Il arrive parfois qu’un réalisateur s’entiche d’un acteur et qu’il fasse appel à lui pour toute une série de films consécutifs. Pensez à Martin Scorsese et Leonardo DiCaprio, Wes Anderson et Bill Murray, ou Sofia Coppola et Kirsten Dunst. C’est une sorte d’amourette professionnelle qui peut très bien servir un projet, mais qui peut aussi pousser ses protagonistes vers l’auto-indulgence. Même si ce n’est que la deuxième fois que le scénariste et réalisateur de «Killing Them Softly», Andrew Dominik, travaille avec Brad Pitt, on a l’impression qu’ils partagent une certaine camaraderie. Leur symbiose avait déjà joué en leur faveur en 2007 avec «The Assassination of Jesse James by the Coward Robert Ford». Mais cette fois-ci, ils n’arrivent jamais vraiment à trouver le même rythme.
Bien entendu, «Killing Them Softly» a une cadence totalement différente de celle du western doré et méditatif ; il se caractérise par une violence stylisée et un humour noir hilarant. Après tout, le catalyseur de toute cette histoire est le plan d’action mal conçu d’un aspirant gangster surnommé Squirrel (Vincent Curatola), réalisé par un ex-condamné désespéré (Scoot McNairy) et un minable toxicomane australien (Ben Mendelsohn) qui vole et revend des chiens de race contre de l’argent comptant. Selon leurs calculs, leur plan visant à réaliser un braquage lors d’une partie de poker illégale est infaillible (enfin, c’est ce qu’ils pensent) : Markie (Ray Liotta), qui dirige la partie de poker en question, a avoué avoir déjà organisé un braquage du même genre par le passé. Ces imbéciles pensent que les participants de la partie de poker vont blâmer Markie de nouveau.

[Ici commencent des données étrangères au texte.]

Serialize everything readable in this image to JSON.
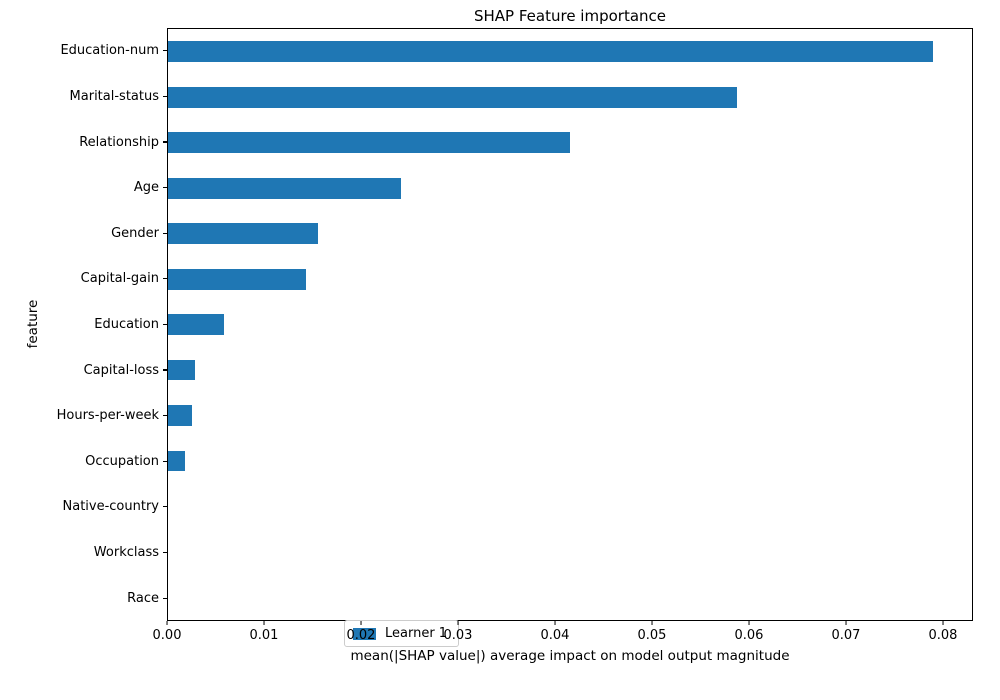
{
  "figure": {
    "title": "SHAP Feature importance",
    "xlabel": "mean(|SHAP value|) average impact on model output magnitude",
    "ylabel": "feature",
    "legend": {
      "label": "Learner 1"
    }
  },
  "chart_data": {
    "type": "bar",
    "orientation": "horizontal",
    "title": "SHAP Feature importance",
    "xlabel": "mean(|SHAP value|) average impact on model output magnitude",
    "ylabel": "feature",
    "categories": [
      "Education-num",
      "Marital-status",
      "Relationship",
      "Age",
      "Gender",
      "Capital-gain",
      "Education",
      "Capital-loss",
      "Hours-per-week",
      "Occupation",
      "Native-country",
      "Workclass",
      "Race"
    ],
    "series": [
      {
        "name": "Learner 1",
        "values": [
          0.0791,
          0.0588,
          0.0415,
          0.0241,
          0.0155,
          0.0143,
          0.0058,
          0.0028,
          0.0025,
          0.0018,
          0.0,
          0.0,
          0.0
        ]
      }
    ],
    "xlim": [
      0.0,
      0.0831
    ],
    "xticks": [
      0.0,
      0.01,
      0.02,
      0.03,
      0.04,
      0.05,
      0.06,
      0.07,
      0.08
    ],
    "xtick_labels": [
      "0.00",
      "0.01",
      "0.02",
      "0.03",
      "0.04",
      "0.05",
      "0.06",
      "0.07",
      "0.08"
    ],
    "bar_color": "#1f77b4",
    "legend_position": "lower left",
    "grid": false,
    "background_color": "#ffffff",
    "spine_color": "#000000"
  }
}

Malheureusement pour eux, Jackie Cogan (Brad Pitt) est appelé pour enquêter sur l’affaire. Son bilan est impeccable, ses lunettes sont cool et ses mains ne tremblent jamais. Sa technique est, bien sûr, de tuer «doucement» ses victimes à distance. «C’est tellement embarrassant» de les voir supplier, pleurer et perdre le contrôle de leurs fonctions physiques les plus élémentaires, dit-il à un intermédiaire incarné par Richard Jenkins. Il est tout aussi embarrassant de voir ses collègues perdre leur courage, comme Mickey (James Gandolfini), un gangster qu’il a appelé pour l’aider. Mickey est un ivrogne et un coureur de jupons qui se lance dans des platitudes euphoriques au sujet d’une prostituée qu’il a connue en Floride. Les scènes grossièrement drôles comme celle-ci, les problèmes scatologiques que l’on peut rencontrer lorsqu’on traverse le pays en voiture avec des chiots endormis et une explosion qui tourne mal ont plus de poids que la narration étrangement ampoulée, qui fait de petits arrêts pour que les personnages puissent se prélasser dans une somnolence de junkie avec la musique de Velvet Underground en arrière-plan.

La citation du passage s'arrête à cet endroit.